Jordan Peterson is a cross between a student who has lately discovered the meaning of life, and a professor who has known it all along.
In an interview in this week’s Spectator, the former persona is sandwiched between two slices of the latter. First he holds forth about the Bible in a ponderous way, in order to give us a taste of his new book. His thesis is that the supreme story is one of unity and order, not the chaotic play of secular power, and also that sacrifice is of fundamental importance.
These are substantial ideas, but they are presented with slow pomposity, as if only now are they fully understood. But they are hardly new: some of us were pondering them back in the 1990s, thanks to the radical orthodoxy theological movement and the work of the late French scholar René Girard.
The second slice of know-it-all professor is the predictable culture-war stuff. Peterson tries to outdo his fellow pundits by casting aspersions on his opponents, which will only impress a certain proportion of us.

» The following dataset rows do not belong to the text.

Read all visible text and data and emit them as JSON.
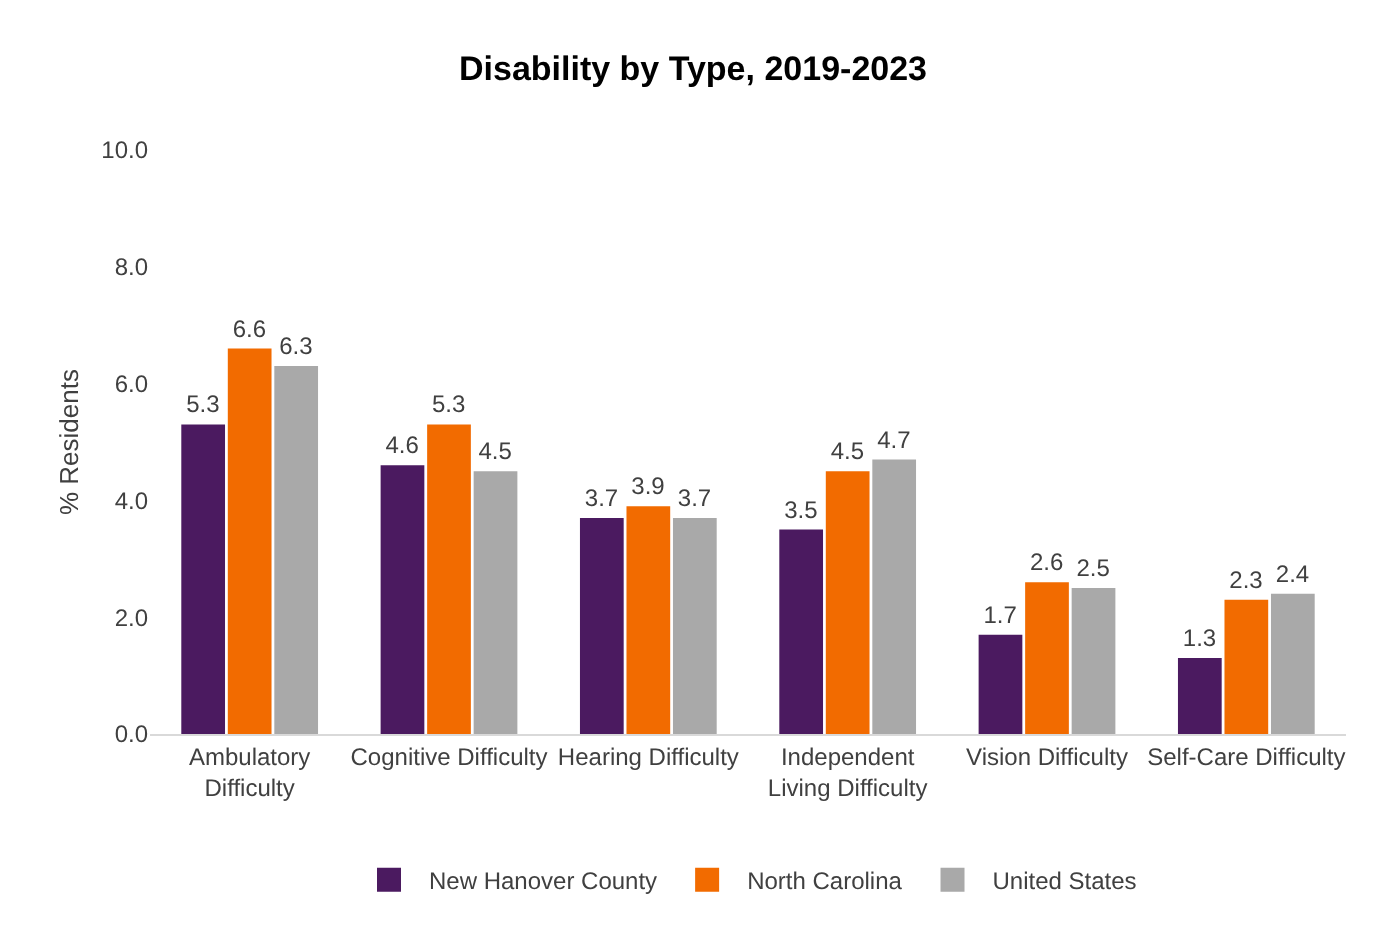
{
  "chart_data": {
    "type": "bar",
    "title": "Disability by Type, 2019-2023",
    "ylabel": "% Residents",
    "categories": [
      "Ambulatory\nDifficulty",
      "Cognitive Difficulty",
      "Hearing Difficulty",
      "Independent\nLiving Difficulty",
      "Vision Difficulty",
      "Self-Care Difficulty"
    ],
    "series": [
      {
        "name": "New Hanover County",
        "color": "#4b1a60",
        "values": [
          5.3,
          4.6,
          3.7,
          3.5,
          1.7,
          1.3
        ]
      },
      {
        "name": "North Carolina",
        "color": "#f26b00",
        "values": [
          6.6,
          5.3,
          3.9,
          4.5,
          2.6,
          2.3
        ]
      },
      {
        "name": "United States",
        "color": "#a9a9a9",
        "values": [
          6.3,
          4.5,
          3.7,
          4.7,
          2.5,
          2.4
        ]
      }
    ],
    "ylim": [
      0,
      10
    ],
    "yticks": [
      {
        "value": 0,
        "label": "0.0"
      },
      {
        "value": 2,
        "label": "2.0"
      },
      {
        "value": 4,
        "label": "4.0"
      },
      {
        "value": 6,
        "label": "6.0"
      },
      {
        "value": 8,
        "label": "8.0"
      },
      {
        "value": 10,
        "label": "10.0"
      }
    ],
    "grid": false,
    "legend": "bottom",
    "data_labels": true
  }
}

Peterson keeps it ambiguous and vague
So what is his appeal, if he just offers some thirty-year old theology, and some culture-war vehemence? His unique selling point is his reluctance to declare his hand, on his religious position, and his semi-claim to be a prophet of some new revelation. This relies upon an ambiguity: is he is a Christian or not? If he clearly declared himself to be one, his aura would fade, because he would be positioned as just another official Christian. And he would have to plump for a particular denomination – a Christian-in-general is not taken seriously by other Christians. This would oblige him to defend certain things he might not be comfortable defending (the role of the pope, or the authority of scripture, say).

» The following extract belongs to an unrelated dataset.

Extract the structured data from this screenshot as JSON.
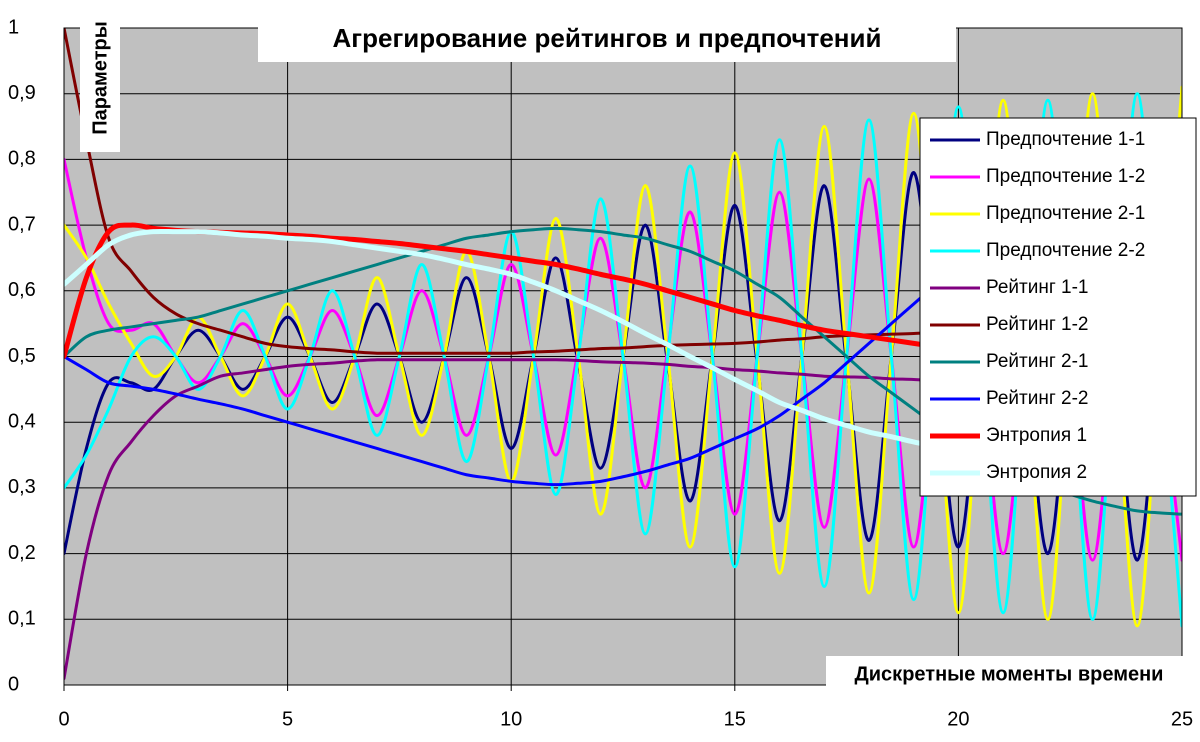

So Peterson keeps it ambiguous and vague. But the price of this is that he has to claim to have a major new insight into Christianity:
‘I’m not a typical Christian because I’m striving for understanding above all.’
The implication is that he puts himself in a risky and exposed position, for the good of the tradition – like a prophet. He then confirms this:
‘I’m a new kind of Christian. How about that? The manner in which I’m discussing these stories in my work has attracted a wide attention from precisely the people who were most disenchanted with the approach of the classic churches.’
In order to communicate the truth in a fresh way, he must keep his distance from conventional Christianity. That is his claim.
I have mixed feelings about this. Such posturing is a phase that many young people go through, as they discover what they think. I did. Also, I acknowledge that many interesting modern thinkers and artists have been on the edge of conventional religious allegiance in this sort of way. But Peterson is not, on present evidence, a major thinker or creative genius. The adulation of millions of middle-brows does not make you one. And so, in reality, he is an overgrown student type, doing in public what one is meant to do, decades earlier, in a secret journal.
A grown-up Christian thinker acknowledges his or her dependence on a tradition, which roughly means a denomination. It’s an admission that the big questions of faith have been tackled by many people before one, that one’s own attempts at understanding are part of a very long story. It also means that one is accountable: one has to face the sort of challenges that people naturally make about a particular religion’s relationship to politics and culture. One can’t float free of these basic difficult issues. Serious theologians see this as good and proper: it keeps one’s feet on the ground.
A few years ago I predicted that Peterson would become a Roman Catholic. It now seems that he is too wedded to his idea of himself as a prophet to join a particular church. I advise him to climb down from that self-image.